ハウリングを止める方法としては、補修液とよばれるもので、改善させるケースもあります。これは、イヤモールド、あるいは、耳あな型補聴器本体に、補修液を塗り、ハウリングを軽減する事です。使いどころが難しく、中々効果的な事ができないため、私は、あまり行わないのですが、このような方法で止める事もあります。

改善の基本

ハウリングを改善させる場合、基本的には、耳のあなを塞ぐ方針で考えます。音が漏れている状態というのは、あえてそれを行っている場合を除き、良い状態ではありません。音が漏れているというのは、音が聞こえにくくなっている事と同意です。本来伝えるべき音が漏れると聞きにくさを感じてしまいますので、耳のあなを塞ぐ、形の作り直しをするケースが多くなります。

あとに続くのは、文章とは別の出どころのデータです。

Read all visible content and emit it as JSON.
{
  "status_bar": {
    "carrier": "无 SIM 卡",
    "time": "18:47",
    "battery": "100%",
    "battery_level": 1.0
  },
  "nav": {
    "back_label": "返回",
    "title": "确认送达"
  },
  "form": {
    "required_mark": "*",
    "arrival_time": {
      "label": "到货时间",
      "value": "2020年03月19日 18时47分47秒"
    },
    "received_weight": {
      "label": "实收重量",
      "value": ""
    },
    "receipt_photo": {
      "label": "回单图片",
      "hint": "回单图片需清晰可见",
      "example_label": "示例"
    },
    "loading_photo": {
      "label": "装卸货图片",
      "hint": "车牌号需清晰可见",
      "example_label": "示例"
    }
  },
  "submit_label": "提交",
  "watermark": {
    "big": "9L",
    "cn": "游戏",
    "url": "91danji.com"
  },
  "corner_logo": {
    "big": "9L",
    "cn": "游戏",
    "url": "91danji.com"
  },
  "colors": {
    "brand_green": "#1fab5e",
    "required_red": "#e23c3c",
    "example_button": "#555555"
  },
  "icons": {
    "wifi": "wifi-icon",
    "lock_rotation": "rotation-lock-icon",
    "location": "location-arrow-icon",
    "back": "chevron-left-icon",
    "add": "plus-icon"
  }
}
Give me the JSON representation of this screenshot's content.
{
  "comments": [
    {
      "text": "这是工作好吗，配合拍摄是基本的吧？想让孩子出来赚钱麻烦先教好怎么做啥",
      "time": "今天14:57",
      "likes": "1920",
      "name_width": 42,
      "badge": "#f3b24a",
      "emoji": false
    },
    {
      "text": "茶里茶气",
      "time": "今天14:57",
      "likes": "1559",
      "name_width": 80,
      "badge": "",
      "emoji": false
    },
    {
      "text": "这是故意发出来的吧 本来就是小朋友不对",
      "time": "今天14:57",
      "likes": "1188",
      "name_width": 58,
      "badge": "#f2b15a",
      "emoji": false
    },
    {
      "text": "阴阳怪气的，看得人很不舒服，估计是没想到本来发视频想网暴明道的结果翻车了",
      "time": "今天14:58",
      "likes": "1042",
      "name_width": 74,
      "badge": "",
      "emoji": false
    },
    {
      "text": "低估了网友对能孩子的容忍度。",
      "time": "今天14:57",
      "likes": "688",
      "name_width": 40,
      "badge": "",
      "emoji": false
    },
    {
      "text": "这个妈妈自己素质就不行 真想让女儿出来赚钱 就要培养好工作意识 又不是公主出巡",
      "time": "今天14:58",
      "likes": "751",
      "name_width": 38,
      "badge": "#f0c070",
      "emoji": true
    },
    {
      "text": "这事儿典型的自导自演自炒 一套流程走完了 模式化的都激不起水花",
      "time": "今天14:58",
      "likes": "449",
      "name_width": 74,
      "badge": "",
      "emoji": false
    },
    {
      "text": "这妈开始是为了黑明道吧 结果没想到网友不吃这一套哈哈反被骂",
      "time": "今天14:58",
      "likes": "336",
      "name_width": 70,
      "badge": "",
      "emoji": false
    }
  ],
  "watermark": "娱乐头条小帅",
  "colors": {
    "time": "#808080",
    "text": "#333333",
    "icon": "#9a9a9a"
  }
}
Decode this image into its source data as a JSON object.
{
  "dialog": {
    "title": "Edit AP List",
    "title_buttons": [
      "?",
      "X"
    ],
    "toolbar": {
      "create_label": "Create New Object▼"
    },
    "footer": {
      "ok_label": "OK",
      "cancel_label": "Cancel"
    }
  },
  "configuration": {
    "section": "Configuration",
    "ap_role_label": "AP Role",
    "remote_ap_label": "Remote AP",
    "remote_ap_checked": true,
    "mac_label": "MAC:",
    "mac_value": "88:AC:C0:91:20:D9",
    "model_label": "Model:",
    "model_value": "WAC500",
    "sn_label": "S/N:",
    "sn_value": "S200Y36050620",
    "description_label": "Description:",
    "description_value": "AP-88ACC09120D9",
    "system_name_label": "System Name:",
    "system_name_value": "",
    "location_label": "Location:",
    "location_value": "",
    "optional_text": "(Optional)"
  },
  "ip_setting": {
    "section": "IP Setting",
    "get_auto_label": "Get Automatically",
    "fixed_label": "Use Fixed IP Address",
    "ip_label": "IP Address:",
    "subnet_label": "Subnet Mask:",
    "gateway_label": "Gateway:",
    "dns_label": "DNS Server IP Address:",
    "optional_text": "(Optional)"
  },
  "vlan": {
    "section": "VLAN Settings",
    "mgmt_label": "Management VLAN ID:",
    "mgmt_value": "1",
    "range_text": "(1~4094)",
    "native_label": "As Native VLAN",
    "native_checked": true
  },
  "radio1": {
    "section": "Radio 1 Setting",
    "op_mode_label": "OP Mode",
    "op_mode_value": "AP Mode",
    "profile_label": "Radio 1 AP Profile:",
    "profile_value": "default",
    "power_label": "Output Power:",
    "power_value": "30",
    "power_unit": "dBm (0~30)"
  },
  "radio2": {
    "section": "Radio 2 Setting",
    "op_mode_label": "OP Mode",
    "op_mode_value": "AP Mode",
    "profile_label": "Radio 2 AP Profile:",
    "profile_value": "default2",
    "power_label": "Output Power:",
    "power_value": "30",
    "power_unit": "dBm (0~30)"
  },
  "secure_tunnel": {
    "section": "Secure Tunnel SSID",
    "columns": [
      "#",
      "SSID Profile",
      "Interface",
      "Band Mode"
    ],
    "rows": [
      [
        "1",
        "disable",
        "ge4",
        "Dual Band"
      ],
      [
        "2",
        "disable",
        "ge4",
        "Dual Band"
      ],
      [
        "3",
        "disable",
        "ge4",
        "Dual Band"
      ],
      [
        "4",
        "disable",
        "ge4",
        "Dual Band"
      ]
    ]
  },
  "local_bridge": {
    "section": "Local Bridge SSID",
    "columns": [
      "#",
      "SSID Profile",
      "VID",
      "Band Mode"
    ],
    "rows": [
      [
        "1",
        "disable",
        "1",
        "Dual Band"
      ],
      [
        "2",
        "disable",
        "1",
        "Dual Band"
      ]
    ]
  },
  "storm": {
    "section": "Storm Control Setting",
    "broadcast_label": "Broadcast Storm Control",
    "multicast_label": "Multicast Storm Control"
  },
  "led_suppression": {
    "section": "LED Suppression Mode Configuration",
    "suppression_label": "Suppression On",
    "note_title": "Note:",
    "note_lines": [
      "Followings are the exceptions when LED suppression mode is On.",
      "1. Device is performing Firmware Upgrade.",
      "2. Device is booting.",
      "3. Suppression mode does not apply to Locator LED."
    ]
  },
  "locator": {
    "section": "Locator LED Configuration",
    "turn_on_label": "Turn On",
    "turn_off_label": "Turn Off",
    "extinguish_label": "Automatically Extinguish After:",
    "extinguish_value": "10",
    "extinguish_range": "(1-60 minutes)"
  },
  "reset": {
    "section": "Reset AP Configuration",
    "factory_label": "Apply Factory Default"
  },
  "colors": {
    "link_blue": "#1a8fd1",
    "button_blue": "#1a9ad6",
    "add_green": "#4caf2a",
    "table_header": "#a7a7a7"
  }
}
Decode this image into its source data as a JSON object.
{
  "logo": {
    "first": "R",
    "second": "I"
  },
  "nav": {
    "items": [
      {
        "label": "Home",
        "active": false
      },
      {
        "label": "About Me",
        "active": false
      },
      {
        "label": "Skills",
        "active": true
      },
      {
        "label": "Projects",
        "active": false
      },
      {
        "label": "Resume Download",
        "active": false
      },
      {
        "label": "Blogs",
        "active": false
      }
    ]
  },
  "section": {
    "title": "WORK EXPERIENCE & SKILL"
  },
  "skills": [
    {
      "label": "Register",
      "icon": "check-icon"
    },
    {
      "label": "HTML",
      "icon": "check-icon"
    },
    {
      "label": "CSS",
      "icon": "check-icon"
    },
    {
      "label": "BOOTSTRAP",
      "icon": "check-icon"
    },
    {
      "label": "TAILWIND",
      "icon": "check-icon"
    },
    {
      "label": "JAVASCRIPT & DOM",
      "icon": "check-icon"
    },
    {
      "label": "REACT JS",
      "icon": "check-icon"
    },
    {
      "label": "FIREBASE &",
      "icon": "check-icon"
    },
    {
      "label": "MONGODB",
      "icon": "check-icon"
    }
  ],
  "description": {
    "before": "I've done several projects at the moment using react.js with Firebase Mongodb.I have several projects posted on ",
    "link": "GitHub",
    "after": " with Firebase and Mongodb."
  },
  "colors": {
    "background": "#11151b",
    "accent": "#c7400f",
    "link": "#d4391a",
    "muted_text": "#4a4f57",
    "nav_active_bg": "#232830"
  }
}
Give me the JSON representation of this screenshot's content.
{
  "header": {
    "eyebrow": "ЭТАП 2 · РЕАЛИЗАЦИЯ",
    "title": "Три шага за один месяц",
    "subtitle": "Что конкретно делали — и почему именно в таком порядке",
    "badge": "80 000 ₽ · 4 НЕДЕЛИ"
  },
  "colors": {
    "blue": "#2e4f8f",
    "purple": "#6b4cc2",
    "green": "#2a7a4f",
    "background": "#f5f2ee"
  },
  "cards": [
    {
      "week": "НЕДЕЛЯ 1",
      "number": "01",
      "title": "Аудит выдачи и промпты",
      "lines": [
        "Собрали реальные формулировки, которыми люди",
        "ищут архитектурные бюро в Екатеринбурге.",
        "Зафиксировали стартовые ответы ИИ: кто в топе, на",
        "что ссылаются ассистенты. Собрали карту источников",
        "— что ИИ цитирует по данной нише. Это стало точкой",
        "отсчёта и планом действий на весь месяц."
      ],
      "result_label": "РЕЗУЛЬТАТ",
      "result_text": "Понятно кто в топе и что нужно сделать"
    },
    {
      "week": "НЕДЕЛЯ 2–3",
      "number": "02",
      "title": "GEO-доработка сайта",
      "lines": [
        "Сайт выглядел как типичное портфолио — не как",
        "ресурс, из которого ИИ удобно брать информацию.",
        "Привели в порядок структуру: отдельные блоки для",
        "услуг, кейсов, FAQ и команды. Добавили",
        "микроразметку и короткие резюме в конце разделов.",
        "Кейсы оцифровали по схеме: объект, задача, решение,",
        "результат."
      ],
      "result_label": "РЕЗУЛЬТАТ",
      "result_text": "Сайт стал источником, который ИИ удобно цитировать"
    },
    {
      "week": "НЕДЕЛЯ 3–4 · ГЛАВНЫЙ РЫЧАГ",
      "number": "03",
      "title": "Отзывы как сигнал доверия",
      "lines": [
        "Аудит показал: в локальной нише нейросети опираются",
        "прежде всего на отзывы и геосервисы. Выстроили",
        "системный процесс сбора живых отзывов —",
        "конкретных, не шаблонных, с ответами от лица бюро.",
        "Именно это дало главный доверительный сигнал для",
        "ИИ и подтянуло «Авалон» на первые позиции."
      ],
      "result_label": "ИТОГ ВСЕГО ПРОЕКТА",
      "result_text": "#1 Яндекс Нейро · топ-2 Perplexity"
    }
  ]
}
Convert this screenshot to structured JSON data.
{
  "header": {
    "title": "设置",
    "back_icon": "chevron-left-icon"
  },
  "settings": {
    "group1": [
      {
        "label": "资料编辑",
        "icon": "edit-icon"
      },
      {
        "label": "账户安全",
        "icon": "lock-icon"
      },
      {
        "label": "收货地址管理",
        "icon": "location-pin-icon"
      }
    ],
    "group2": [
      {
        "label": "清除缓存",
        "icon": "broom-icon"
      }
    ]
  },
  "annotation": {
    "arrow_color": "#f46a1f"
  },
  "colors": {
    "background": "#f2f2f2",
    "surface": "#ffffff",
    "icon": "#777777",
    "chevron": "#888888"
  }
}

お値段は少しかかってしまいますが、その変わり良い状態にする事ができます。ピーッとなって気になる場合は、補聴器屋さんに相談してみましょう。何かしら対応いただけると思います。

改善されれば鬱陶しい感覚もなくなりますし、気にしなくもなります。そのような状態が一番ベストです。なぜなら補聴器は、難聴の方をサポートする役目があるからですね。サポートする側が気にかけられては元も子もありません。

気になる場合は、すぐに補聴器屋さんに相談し、改善させてしまいしょう。

あとがき

ハウリングに関する改善方法について記載させていただきました。個人的には、ハウリングは嫌いなので、すぐに改善させてしまうたちです。妙に高い音なせいか、イライラしやすい傾向があります。恐らく、本能的にハウリングの音が嫌いなのでしょう。個人的には、あまり良い音ではないので、基本お客さんに対しても、積極的に改善させるようにしていました。補聴器は、なるべくストレスなく使用できる状態がベストだと考えていたからです。

補聴器は、難聴の方をサポートする道具です。そのように私は考えていますので、気にかけられる存在になってはいけないと思っています。どんなものも快適に使用できる状態が最も良くなります。

こちらの内容で改善されれば幸いです。